After we have trained the classifier, we can use it for identifying new flower images as belonging to one of the classes in the training dataset. The recognition module receives a novel flower image, encodes the test image into an image descriptor using the pre-trained CNN in a similar way as for training, and employs the learned classifiers to identify the flower species. The final classification is then determined by the classifier with the most positive response over all flower classes. The image below summarizes the process.
Simple data augmentation techniques (that generate additional samples from each image by applying label preserving transformations) are applied for both training and recognition. At train time, augmented samples are taken as-is to enlarge the training set, and at test time, the descriptors of an augmented test image are combined to form a single descriptor.
The CNN used for extracting descriptors is pre-trained on ImageNet Large-Scale Visual Recognition Challenge (ILSVRC). ILSVRC contains 1.2 million labeled images, with roughly 1000 images in each of 1000 basic-level categories (these are disparate categories, e.g. faces, motorbikes, cows, dogs etc.). The images were collected from the web and labeled by human labelers using Amazon’s Mechanical Turk crowd-sourcing tool.

    Method    

    Results    

The table to the right shows the performance, as mean class accuracy, of our method (CNN-SVM) compared to other basic and state-of-the-art baselines on the Oxford 102 flowers dataset (we use only the test set for evaluation). All methods, bar ours, use the segmentation of the flower from the background.
We achieve state-of-the-art performance, far surpassing the more sophisticated and highly-tuned handcrafted methods for the task of flower recognition, even without segmentation. The results highlight the effectiveness and generality of the learned deep representation, indicating that it has sufficient representational power to pick up the potentially subtle differences between very similar flowers, and that learning algorithms can design features better than humans can.
More generally, our results show that deeply learned representations extracted from deep CNNs are capable of achieving ground breaking results in fine-grained recognition (which aims to recognize among subcategories of the same basic-level class), by transferring learned recognition capabilities from general domains with lots of labeled data to more specific domains and tasks where labeled samples are scarce.

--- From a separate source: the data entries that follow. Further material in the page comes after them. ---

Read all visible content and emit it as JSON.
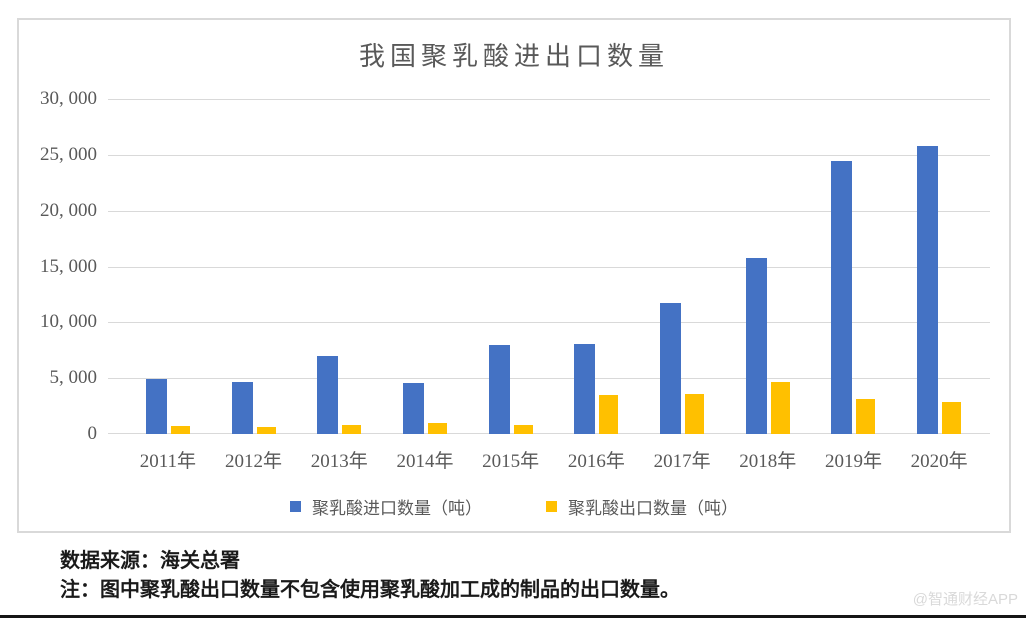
{
  "title": "我国聚乳酸进出口数量",
  "chart_data": {
    "type": "bar",
    "title": "我国聚乳酸进出口数量",
    "categories": [
      "2011年",
      "2012年",
      "2013年",
      "2014年",
      "2015年",
      "2016年",
      "2017年",
      "2018年",
      "2019年",
      "2020年"
    ],
    "series": [
      {
        "id": "import",
        "name": "聚乳酸进口数量（吨）",
        "color": "#4472C4",
        "values": [
          4900,
          4650,
          7000,
          4550,
          8000,
          8100,
          11700,
          15800,
          24450,
          25750
        ]
      },
      {
        "id": "export",
        "name": "聚乳酸出口数量（吨）",
        "color": "#FFC000",
        "values": [
          700,
          600,
          800,
          1000,
          800,
          3450,
          3600,
          4650,
          3150,
          2900
        ]
      }
    ],
    "ylim": [
      0,
      30000
    ],
    "ytick_step": 5000,
    "ytick_labels": [
      "0",
      "5, 000",
      "10, 000",
      "15, 000",
      "20, 000",
      "25, 000",
      "30, 000"
    ],
    "grid": true,
    "legend_position": "bottom"
  },
  "legend": {
    "items": [
      {
        "label": "聚乳酸进口数量（吨）",
        "color": "#4472C4"
      },
      {
        "label": "聚乳酸出口数量（吨）",
        "color": "#FFC000"
      }
    ]
  },
  "footnotes": {
    "source": "数据来源：海关总署",
    "note": "注：图中聚乳酸出口数量不包含使用聚乳酸加工成的制品的出口数量。"
  },
  "watermark": "@智通财经APP",
  "colors": {
    "import_bar": "#4472C4",
    "export_bar": "#FFC000",
    "gridline": "#d9d9d9",
    "axis_text": "#595959",
    "frame_border": "#d9d9d9",
    "footnote_text": "#1a1a1a",
    "watermark_text": "#d9d9d9"
  }
}
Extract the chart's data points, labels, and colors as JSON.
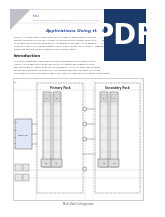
{
  "bg_color": "#ffffff",
  "header_left_bg": "#c8c8d0",
  "header_text_color": "#5566aa",
  "title_color": "#3355aa",
  "title_text": "Applications Using the DS2760 or DS2761",
  "body_text_color": "#444444",
  "pdf_bg_color": "#1a3a6b",
  "pdf_text_color": "#ffffff",
  "diagram_border_color": "#999999",
  "diagram_bg": "#ffffff",
  "dashed_box_color": "#666666",
  "cell_bg": "#e8e8e8",
  "cell_border": "#555555",
  "chip_bg": "#d8d8d8",
  "wire_color": "#555555",
  "label_color": "#444444",
  "gray_bg": "#dddddd"
}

We use the Oxford 102 flowers dataset for training our classifier. It consists of 8189 images divided into 102 flower classes. The images were mostly collected from the web. The different species in the dataset can be viewed in the flower gallery to the left.
The dataset is divided into training, validation and test sets. Train and validation each consist of 10 images per class (1020 images each). The test consists of the remaining 6149 images (with minimum 20 images per class).
The validation set is used for tuning SVM parameters. Once the best parameter has been determined, the classifiers are trained (with the chosen parameter) on the combined training and validation sets.
To measure the performance, the recognition system is applied to the test set and performance is measured as mean class accuracy.